Wednesday, July 6, 2011

5 Minutes With Richard Kern

Richard Kern is a New York underground filmmaker, writer and photographer. He first came to underground prominence as part of the underground cultural explosion in the East Village of New York City in the 1980s, with erotic and experimental films featuring underground personalities of the time such as Lydia Lunch, David Wojnarowicz, Sonic Youth, Kembra Pfahler, and Henry Rollins in movies like "The Right Side of My Brain" and "Fingered." Like many of the musicians around him, Kern had a deep interest in the aesthetics of extreme sex, violence, and perversion and was one of the leading lights of Nick Zedd's coined Cinema of Transgression.

Q1. When did you start taking photographs and who or what influenced you to do that?

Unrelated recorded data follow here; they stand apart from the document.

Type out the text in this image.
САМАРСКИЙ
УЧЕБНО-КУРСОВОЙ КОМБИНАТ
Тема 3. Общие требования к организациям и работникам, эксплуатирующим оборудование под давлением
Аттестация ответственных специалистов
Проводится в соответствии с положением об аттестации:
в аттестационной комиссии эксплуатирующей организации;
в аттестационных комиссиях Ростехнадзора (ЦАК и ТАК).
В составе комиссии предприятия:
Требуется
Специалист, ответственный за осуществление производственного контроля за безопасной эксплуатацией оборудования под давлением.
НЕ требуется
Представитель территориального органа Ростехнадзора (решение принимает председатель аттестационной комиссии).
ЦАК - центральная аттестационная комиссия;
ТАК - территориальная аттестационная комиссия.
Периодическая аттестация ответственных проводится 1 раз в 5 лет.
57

RK: My father was the managing editor of my hometown newspaper. We lived in a small town in North Carolina so part of his job was taking photographs of local events. He processed his own film and made prints for each edition of the newspaper. I spent a lot of time hanging out with him while he did this stuff. Two of his reporting jobs I remember vividly were a drowning and a KKK rally. The KKK rally was in the late 50s in the south so there were burning crosses and all kinds of scary stuff for me to see.
I started taking photos with a pinhole camera my dad helped me make. He showed me how to process film when I was in 5th grade.

Q2. When the underground cultural explosion in the East Village happened in the 1980's New York City was a very different place. Can NYC still be a breeding ground for that kind of pure art, such as them so-called Cinema of Transgression?

RK: New York is very different than it was back then but I’d have to imagine that it’s still a breeding ground for interesting stuff. Every new assistant i hire or model I work with here seems to live out in Bed Sty or Bushwick. I hear about things going on in those neighborhoods.
I’d have to say that one component of any artistic breeding ground is that it must contain a group of people that are fiercely competitive and New York certainly has that.

Q3. Your subject matter confronts the aesthetics of extreme sex, violence, and perversion. When I look at American Apparel's advertising I see the influence Richard Kern. Do you find it ironic that your influence has in some ways entered the mainstream?

RK: I’m flattered that you think I have in some ways influenced the mainstream. The only famous person who has told me that they were influenced by my old films was Darren Aronofsky and that was right when he was starting out. I think that the American Apparel ads were more influenced by Terry Richardson than me. Dov Charney even copied Terry’s personal style, right down to the mutton chops, aviators and supposedly putting the moves on models. Terry and I have traded many photos so I suppose we might influence each other a tiny bit. Terry taught me that it’s ok to stand someone in front of a white wall for a photo.

I love American Apparel – they’ve been sending me clothes for a couple of years to use on shoots. I’d say about 50% of the girls I’ve shot in the last few years worked at American Apparel at one time. I also ask models to bring some clothes and underwear with them to my shoots. Most of them always bring something sexy from AA. Young models usually have American Apparel clothing and (if they live in a metropolitan area) furniture from Ikea.

Q4. You shot some iconic music videos including Sonic Youth's "Death Valley 69" and Marilyn Manson "Lunchbox"-ultimately do you prefer the medium of photography or film?

RK: Both mediums are fun. Lately I’ve been working with video again. I made a couple of rock videos and a few short “art” films that relate back to the stuff I was doing with the Cinema of Transgression. One of these, Face To Panty Ratio, turned out to be exactly what I was hoping it would be. It took me 2 years to shoot and edit this 2 minute movie. I’d shoot a little here and a little bit there.
With the photography, I realize that most of what I shoot now will only be interesting to people in 20 years. So I go around with a shot list to every shoot and check off the series as I shoot them. For example, I’ve been shooting girls smoking pot for the last few years. I’ve now got enough for a little pot book.
I shoot girls taking their measurements. I shoot every model laying in exactly the same way on a bed in every location. I shoot fake class portraits. Etc etc. One day I will find a use for all this stuff.

Q5. Shock value and humor has always been a part of your work. With politicians sexting and celebrities flashing their genitalia to the paparazzi, is it possible to shock anymore?

RK: I get shocked fairly often reading The Post but it would be cool to be shocked by something new in music or art.
It’s shocking to me how hard it is not to pull out my iphone when I’m standing somewhere by myself. What did I do in that situation 10 years ago?